The screenshot above shows the Google Analytics report for a niche website that I own in the boat niche. As you can see, I published my first piece of content on December 31st 2018, and it took roughly 3.5 to 4 months for keyword rankings to take place which lead to organic traffic.
On the contrary, the screenshot below shows the traffic from when Money Nomad was a brand new website, and it took roughly a year for organic rankings to occur.
Of course there were differences in the website themes, link building and etc, however my theory is that since Money Nomad talks about investing and personal finance, it needed more credibility in the eyes of Google than my boat website needed.
Have you ever considered selling your website? I sold mine with Empire Flippers in 48 hours.
Do you think a websites’ niche plays a role in the “sandbox”?
Ways To Get Out of The Sandbox and Rank Quicker
Let’s cover some ways that I have found to improve a websites’ ranking speed regardless of whether a sandbox actually exists or not. I think most of us will agree that some basic criteria needs to be met for any website to rank.

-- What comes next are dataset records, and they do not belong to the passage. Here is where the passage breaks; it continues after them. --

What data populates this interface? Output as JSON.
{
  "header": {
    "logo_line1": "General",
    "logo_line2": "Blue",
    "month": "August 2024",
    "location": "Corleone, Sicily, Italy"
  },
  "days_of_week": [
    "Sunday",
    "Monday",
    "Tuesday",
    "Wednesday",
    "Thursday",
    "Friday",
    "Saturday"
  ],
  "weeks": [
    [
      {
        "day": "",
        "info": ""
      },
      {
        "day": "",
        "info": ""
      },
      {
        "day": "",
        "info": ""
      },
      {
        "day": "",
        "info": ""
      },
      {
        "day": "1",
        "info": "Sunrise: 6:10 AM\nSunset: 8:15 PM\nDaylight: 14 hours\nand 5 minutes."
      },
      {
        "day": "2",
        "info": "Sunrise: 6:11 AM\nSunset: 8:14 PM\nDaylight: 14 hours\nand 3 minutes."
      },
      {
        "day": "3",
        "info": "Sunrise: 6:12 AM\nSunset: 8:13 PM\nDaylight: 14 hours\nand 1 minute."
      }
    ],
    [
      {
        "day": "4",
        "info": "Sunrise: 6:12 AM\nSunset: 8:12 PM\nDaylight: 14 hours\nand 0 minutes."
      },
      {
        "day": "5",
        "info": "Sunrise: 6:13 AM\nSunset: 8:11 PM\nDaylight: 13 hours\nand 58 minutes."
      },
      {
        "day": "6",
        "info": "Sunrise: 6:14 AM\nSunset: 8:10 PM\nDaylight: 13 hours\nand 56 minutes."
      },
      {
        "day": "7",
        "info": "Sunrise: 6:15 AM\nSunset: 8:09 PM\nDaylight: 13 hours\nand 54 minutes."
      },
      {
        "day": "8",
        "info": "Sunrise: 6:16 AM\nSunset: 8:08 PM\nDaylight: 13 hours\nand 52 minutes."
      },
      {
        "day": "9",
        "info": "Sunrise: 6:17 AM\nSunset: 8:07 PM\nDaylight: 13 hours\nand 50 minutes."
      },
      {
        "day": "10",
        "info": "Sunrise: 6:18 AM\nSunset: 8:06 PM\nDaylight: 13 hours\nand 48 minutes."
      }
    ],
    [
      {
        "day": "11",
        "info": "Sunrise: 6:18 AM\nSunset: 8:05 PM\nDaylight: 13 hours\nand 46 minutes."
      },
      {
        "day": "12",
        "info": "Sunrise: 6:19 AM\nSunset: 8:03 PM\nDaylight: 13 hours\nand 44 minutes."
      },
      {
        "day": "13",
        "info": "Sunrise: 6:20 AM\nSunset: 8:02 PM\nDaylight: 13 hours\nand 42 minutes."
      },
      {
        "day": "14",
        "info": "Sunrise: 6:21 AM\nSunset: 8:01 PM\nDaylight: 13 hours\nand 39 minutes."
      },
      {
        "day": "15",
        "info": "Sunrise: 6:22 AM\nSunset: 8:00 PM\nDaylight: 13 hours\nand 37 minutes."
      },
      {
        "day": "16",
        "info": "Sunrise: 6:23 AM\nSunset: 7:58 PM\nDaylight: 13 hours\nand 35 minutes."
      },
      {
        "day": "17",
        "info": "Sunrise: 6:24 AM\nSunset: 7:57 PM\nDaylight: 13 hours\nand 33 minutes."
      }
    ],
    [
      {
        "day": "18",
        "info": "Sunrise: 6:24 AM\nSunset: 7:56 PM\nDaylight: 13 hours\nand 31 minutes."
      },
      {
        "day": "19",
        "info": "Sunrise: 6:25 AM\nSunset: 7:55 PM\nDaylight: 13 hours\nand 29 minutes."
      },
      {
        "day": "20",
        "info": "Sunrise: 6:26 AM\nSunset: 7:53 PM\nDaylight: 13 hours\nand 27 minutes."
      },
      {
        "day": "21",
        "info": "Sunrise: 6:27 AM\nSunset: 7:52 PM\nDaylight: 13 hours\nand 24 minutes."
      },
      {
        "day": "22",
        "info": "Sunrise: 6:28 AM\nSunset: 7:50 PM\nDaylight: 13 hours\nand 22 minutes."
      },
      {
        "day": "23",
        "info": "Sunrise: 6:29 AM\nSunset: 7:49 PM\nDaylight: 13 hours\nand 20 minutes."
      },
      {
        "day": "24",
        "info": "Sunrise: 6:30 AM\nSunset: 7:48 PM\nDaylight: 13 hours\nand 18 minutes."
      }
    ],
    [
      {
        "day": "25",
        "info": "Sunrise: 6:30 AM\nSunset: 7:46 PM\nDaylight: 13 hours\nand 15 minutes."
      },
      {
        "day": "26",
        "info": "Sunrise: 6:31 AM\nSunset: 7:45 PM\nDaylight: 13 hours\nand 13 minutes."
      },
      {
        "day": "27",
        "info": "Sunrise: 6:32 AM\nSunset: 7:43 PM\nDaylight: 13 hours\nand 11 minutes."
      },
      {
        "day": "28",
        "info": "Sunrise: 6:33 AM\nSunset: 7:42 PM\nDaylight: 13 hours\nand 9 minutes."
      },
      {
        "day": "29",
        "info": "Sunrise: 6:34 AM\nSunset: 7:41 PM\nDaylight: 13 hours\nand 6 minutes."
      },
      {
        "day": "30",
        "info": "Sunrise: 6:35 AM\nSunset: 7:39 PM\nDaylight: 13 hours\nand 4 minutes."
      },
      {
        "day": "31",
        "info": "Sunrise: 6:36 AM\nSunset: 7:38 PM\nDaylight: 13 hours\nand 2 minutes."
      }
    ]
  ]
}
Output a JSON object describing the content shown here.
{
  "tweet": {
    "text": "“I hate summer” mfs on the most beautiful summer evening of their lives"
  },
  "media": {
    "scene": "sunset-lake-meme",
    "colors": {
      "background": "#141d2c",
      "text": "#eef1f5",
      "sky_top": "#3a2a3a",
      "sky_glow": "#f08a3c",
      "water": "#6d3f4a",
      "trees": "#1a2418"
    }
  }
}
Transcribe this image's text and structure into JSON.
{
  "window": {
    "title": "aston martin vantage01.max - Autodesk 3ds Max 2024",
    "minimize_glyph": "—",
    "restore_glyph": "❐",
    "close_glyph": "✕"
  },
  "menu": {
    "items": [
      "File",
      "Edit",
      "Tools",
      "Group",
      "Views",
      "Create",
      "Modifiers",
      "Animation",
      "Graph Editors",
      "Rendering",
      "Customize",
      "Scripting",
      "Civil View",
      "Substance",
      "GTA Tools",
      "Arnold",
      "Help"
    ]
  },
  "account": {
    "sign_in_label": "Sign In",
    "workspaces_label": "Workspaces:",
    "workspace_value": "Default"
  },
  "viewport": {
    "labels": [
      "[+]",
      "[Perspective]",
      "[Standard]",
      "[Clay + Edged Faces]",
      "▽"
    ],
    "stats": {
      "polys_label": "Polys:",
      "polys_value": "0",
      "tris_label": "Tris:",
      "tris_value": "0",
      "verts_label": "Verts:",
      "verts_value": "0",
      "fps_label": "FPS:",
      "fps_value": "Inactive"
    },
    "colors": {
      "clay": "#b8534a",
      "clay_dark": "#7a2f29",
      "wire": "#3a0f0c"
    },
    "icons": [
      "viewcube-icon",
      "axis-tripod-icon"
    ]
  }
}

Experiment side note: I’m currently building a website on a domain that was originally registered in 2008 and that hosted a website for many years, but 2 years ago the domain subscription was canceled and it came up for sale. I’m curious to see how long rankings will take when using a “seasoned” domain.
- If you have a super niche website, including your main keyword(s) in the domain can’t hurt (but don’t go super long with it, 4 words max)
- Ensure your theme, if using WordPress, has fast load times and is mobile friendly
- Use plugins to help with image optimization to improve load speeds
- Post as much content as possible in the shortest amount of time, while not forgoing quality and structure
- On my boat website, I posted roughly 100 articles in a 40 day span
- Start link building campaigns right away
- I start guest posting campaigns, social bookmarking and other outreach methods right away, but don’t get involved in PBN’s
- Submit your posts to Search Console
- Each time I published a post on a brand new website, I submit the URL for indexing within Search Console
- Run a site audit in Ahrefs and address any issues
By using these 7 methods, I have no doubt you will reduce the time it takes to rank, breaking you out of the proverbial Google Sandbox sooner.
New and Old Website Ranking Observations
After publishing thousands of posts over many different websites, both new and old, I’ve found some similarities in how my content ranking has behaved that I hope offers you some insight and encouragement.
For starters, I’ve found it takes approximately 60-90 days, when posting a new piece of content, to see a noticeable uptick in organic traffic. Of course keyword difficulty will have an effect on this time frame, but I find myself ranking for keywords with a 10-30 KD around the 90 day mark. More importantly, during this 3 month timeframe content, if well structured, will begin to rank for hundreds of keyword variations based around main keyword and long tail variations.
Additionally, I’ve noticed that often times, several month after reaching the first page for the targeted keywords, traffic will drop off for a short amount of time. It seems that Google may be analyzing what happens if they drop the webpage from page one of the SERP, as when this has occurred my content has come back with a better ranking, more keywords, and of course more traffic.
The point I’m trying to make, is that if you write an original, well targeted piece of content, build solid links, and then let it sit or “marinate” in the algorithm, good things typically happen. I’ve learned with organic ranking that it’s a patience game, very rarely does organic traffic come over night.
Having patience and an understanding that it will take months before people begin to interact with your content will help prevent the feeling of failure. Once you have your first taste of organic ranking success, you will be hooked. Stick with it and enjoy the long term results.